Given a metric space $(X,d)$, I am asked to show that the function $\hat{d}$ is also a metric. It's defined like this:
$$\begin{align*} \hat{d}\colon X \times X & \longrightarrow\mathbb{R} \\[-1ex] (x,y) & \longmapsto \frac{d(x,y)}{1+d(x,y)} \end{align*}$$
What I am struggeling with is the triangle inequality. The other points are easy to see (when keeping in mind that $d$ is a metric):
$x=y \Longleftrightarrow d(x,y)=0$ $\Longrightarrow \hat{d}(x,y)=\frac{0}{1+0}=0$.
$d(x,y)\geq 0 \Longrightarrow \frac{d(x,y)}{1+d(x,y)}=\frac{\text{<positive number or zero>}}{1+\text{<positive number or zero>}}\geq 0 \Longleftrightarrow \hat{d}(x,y)\geq 0$
$d(x,y)=d(y,x) \Longrightarrow \hat{d}(x,y)=\frac{d(x,y)}{1+d(x,y)}=\frac{d(y,x)}{1+d(y,x)}=\hat{d}(y,x)$
As for the triangle inequality, this is what I have so far:
We know that $d(x,y)+d(y,z)\geq d(x,z)$ (since $d$ is a metric). We need to somehow use this fact later. I'll shorten the notation a bit by defining $d_1:=d(x,y)$, $d_2=d(y,z)$ and $d_3=d(x,z)$ (and similarly for $\hat{d}$).

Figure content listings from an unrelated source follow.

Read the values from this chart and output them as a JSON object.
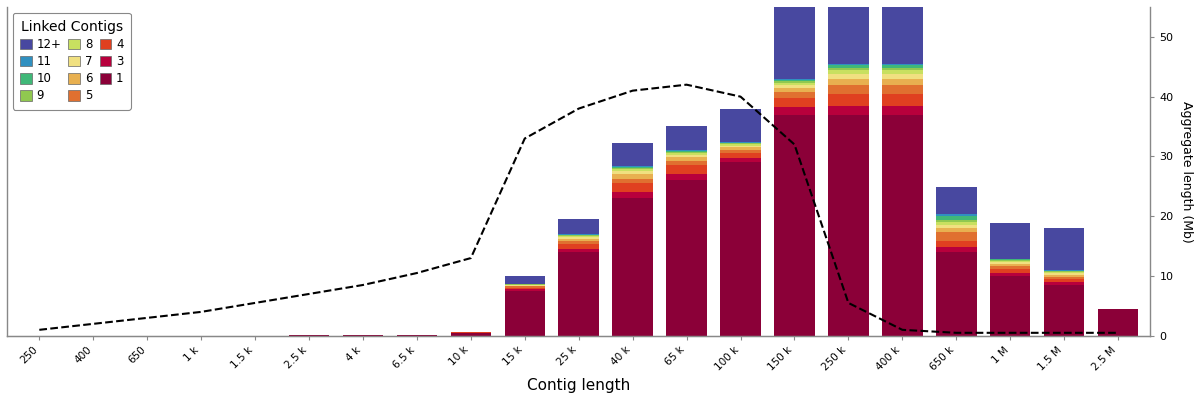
{
  "categories": [
    "250",
    "400",
    "650",
    "1 k",
    "1.5 k",
    "2.5 k",
    "4 k",
    "6.5 k",
    "10 k",
    "15 k",
    "25 k",
    "40 k",
    "65 k",
    "100 k",
    "150 k",
    "250 k",
    "400 k",
    "650 k",
    "1 M",
    "1.5 M",
    "2.5 M"
  ],
  "colors": {
    "1": "#8B0038",
    "3": "#B8003C",
    "4": "#E04020",
    "5": "#E07030",
    "6": "#E8B050",
    "7": "#F0E080",
    "8": "#C8E060",
    "9": "#90C850",
    "10": "#40B878",
    "11": "#3090C0",
    "12": "#4848A0"
  },
  "link_order": [
    "1",
    "3",
    "4",
    "5",
    "6",
    "7",
    "8",
    "9",
    "10",
    "11",
    "12"
  ],
  "legend_labels": {
    "12": "12+",
    "11": "11",
    "10": "10",
    "9": "9",
    "8": "8",
    "7": "7",
    "6": "6",
    "5": "5",
    "4": "4",
    "3": "3",
    "1": "1"
  },
  "bar_data": {
    "1": [
      0,
      0,
      0,
      0.02,
      0.05,
      0.08,
      0.1,
      0.2,
      0.5,
      7.5,
      14.0,
      23.0,
      26.0,
      29.0,
      37.0,
      37.0,
      37.0,
      14.0,
      10.0,
      8.5,
      4.5
    ],
    "3": [
      0,
      0,
      0,
      0,
      0,
      0,
      0,
      0,
      0.05,
      0.25,
      0.5,
      1.0,
      1.0,
      0.8,
      1.2,
      1.5,
      1.5,
      0.8,
      0.5,
      0.5,
      0
    ],
    "4": [
      0,
      0,
      0,
      0,
      0,
      0,
      0,
      0,
      0.05,
      0.3,
      0.8,
      1.5,
      1.5,
      0.8,
      1.5,
      2.0,
      2.0,
      1.0,
      0.6,
      0.5,
      0
    ],
    "5": [
      0,
      0,
      0,
      0,
      0,
      0,
      0,
      0,
      0.05,
      0.2,
      0.5,
      0.8,
      0.8,
      0.5,
      1.0,
      1.5,
      1.5,
      1.5,
      0.5,
      0.4,
      0
    ],
    "6": [
      0,
      0,
      0,
      0,
      0,
      0,
      0,
      0,
      0,
      0.15,
      0.4,
      0.7,
      0.6,
      0.4,
      0.7,
      1.0,
      1.0,
      0.8,
      0.4,
      0.3,
      0
    ],
    "7": [
      0,
      0,
      0,
      0,
      0,
      0,
      0,
      0,
      0,
      0.1,
      0.3,
      0.5,
      0.4,
      0.3,
      0.5,
      0.8,
      0.8,
      0.5,
      0.3,
      0.25,
      0
    ],
    "8": [
      0,
      0,
      0,
      0,
      0,
      0,
      0,
      0,
      0,
      0.08,
      0.2,
      0.35,
      0.3,
      0.25,
      0.4,
      0.6,
      0.6,
      0.4,
      0.25,
      0.2,
      0
    ],
    "9": [
      0,
      0,
      0,
      0,
      0,
      0,
      0,
      0,
      0,
      0.05,
      0.12,
      0.2,
      0.2,
      0.15,
      0.3,
      0.45,
      0.45,
      0.3,
      0.15,
      0.12,
      0
    ],
    "10": [
      0,
      0,
      0,
      0,
      0,
      0,
      0,
      0,
      0,
      0.05,
      0.1,
      0.15,
      0.15,
      0.12,
      0.25,
      0.4,
      0.4,
      0.8,
      0.12,
      0.1,
      0
    ],
    "11": [
      0,
      0,
      0,
      0,
      0,
      0,
      0,
      0,
      0,
      0.04,
      0.08,
      0.12,
      0.1,
      0.08,
      0.18,
      0.28,
      0.28,
      0.28,
      0.08,
      0.08,
      0
    ],
    "12": [
      0,
      0,
      0,
      0,
      0,
      0,
      0,
      0,
      0,
      1.3,
      2.5,
      4.0,
      4.0,
      5.5,
      13.0,
      12.5,
      12.5,
      4.5,
      6.0,
      7.0,
      0
    ]
  },
  "dashed_line": [
    1.0,
    2.0,
    3.0,
    4.0,
    5.5,
    7.0,
    8.5,
    10.5,
    13.0,
    33.0,
    38.0,
    41.0,
    42.0,
    40.0,
    32.0,
    5.5,
    1.0,
    0.5,
    0.5,
    0.5,
    0.5
  ],
  "ylabel_right": "Aggregate length (Mb)",
  "xlabel": "Contig length",
  "ylim": [
    0,
    55
  ],
  "yticks": [
    0,
    10,
    20,
    30,
    40,
    50
  ],
  "background_color": "#ffffff"
}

$$\hat{d}(x,y)+\hat{d}(y,z)=\frac{d_1}{1+d_1}+\frac{d_2}{1+d_2}=\frac{d_1(1+d_2)+d_2(1+d_1)}{(1+d_1)(1+d_2)}=\frac{d_1+d_2+2\cdot d_1d_2}{1+d_1+d_2+d_1d_2}\geq \frac{d_3+2\cdot d_1d_2}{1+d_3+d_1d_2}$$
The problem I have is the cross terms $d_1d_2$. How do I get $\frac{d_3}{1+d_3}$ at the end? I to me it seems like:
$$\frac{d_3+2\cdot d_1d_2}{1+d_3+d_1d_2} > \frac{d_3}{1+d_3}$$
But let's say that $d_1=1, d_2=2$ and $d_3=3$ so that $d_1+d_2=d_3$. Then I would expect that $\hat{d}_1+\hat{d}_2=\hat{d}_3$, but:
$$ \frac{1}{1+1}+\frac{2}{1+2}=\frac{1}{2}+\frac{2}{3}=\frac{7}{6} \overset{?}{=} \hat{d}_3$$
$$ \hat{d}_3=\frac{3}{3+1}=\frac{3}{4} \neq \hat{d}_1 + \hat{d}_2 $$
But is this unreasonable? If a point $y$ lies between $x$ and $z$ in the metric $d$, then it appears it doesn't lie between $x$ and $z$ in the metric $\hat{d}$?
Let's consider $\hat{d}_1=0.2, \hat{d}_2=0.4, \hat{d}_3=0.6 \Longrightarrow \hat{d}_1+\hat{d}_2=\hat{d_3}$. We have that if $\frac{A}{1+A}=B$, then $A=\frac{B}{1-B}$. We get that:
$$\begin{align*} d_1=&\frac{\hat{d}_1}{1-\hat{d}_1}=\frac{0.2}{1-0.2}=\frac{0.2}{0.8}=\frac{1}{4}\\[-1ex] d_2=& \frac{\hat{d}_2}{1-\hat{d}_2}=\frac{0.4}{1-0.4}=\frac{0.4}{0.6}=\frac{2}{3}\\[-1ex] d_3=& \frac{\hat{d}_3}{1-\hat{d}_3}=\frac{0.6}{1-0.6}=\frac{0.6}{0.4}=\frac{3}{2}\\[-1ex] \end{align*}$$
If we try to add $d_1$ and $d_2$ we get that:
$$\frac{1}{4}+\frac{2}{3}=\frac{11}{12}\neq d_3=\frac{3}{2}=\frac{18}{12}$$
So clearly $d_1+d_2=d_3\;\not\!\!\!\implies \hat{d}_1+\hat{d}_2=\hat{d}_3$. However, it is still possible to have $\hat{d}_1+\hat{d}_2=\hat{d}_3$ and it seems like $\hat{d}_1+\hat{d}_2 \geq \hat{d_3}$
But how do I show that the triangle equality generally holds for $\hat{d}$? Can I use the properties of $d$ to prove this, or do I need another approach?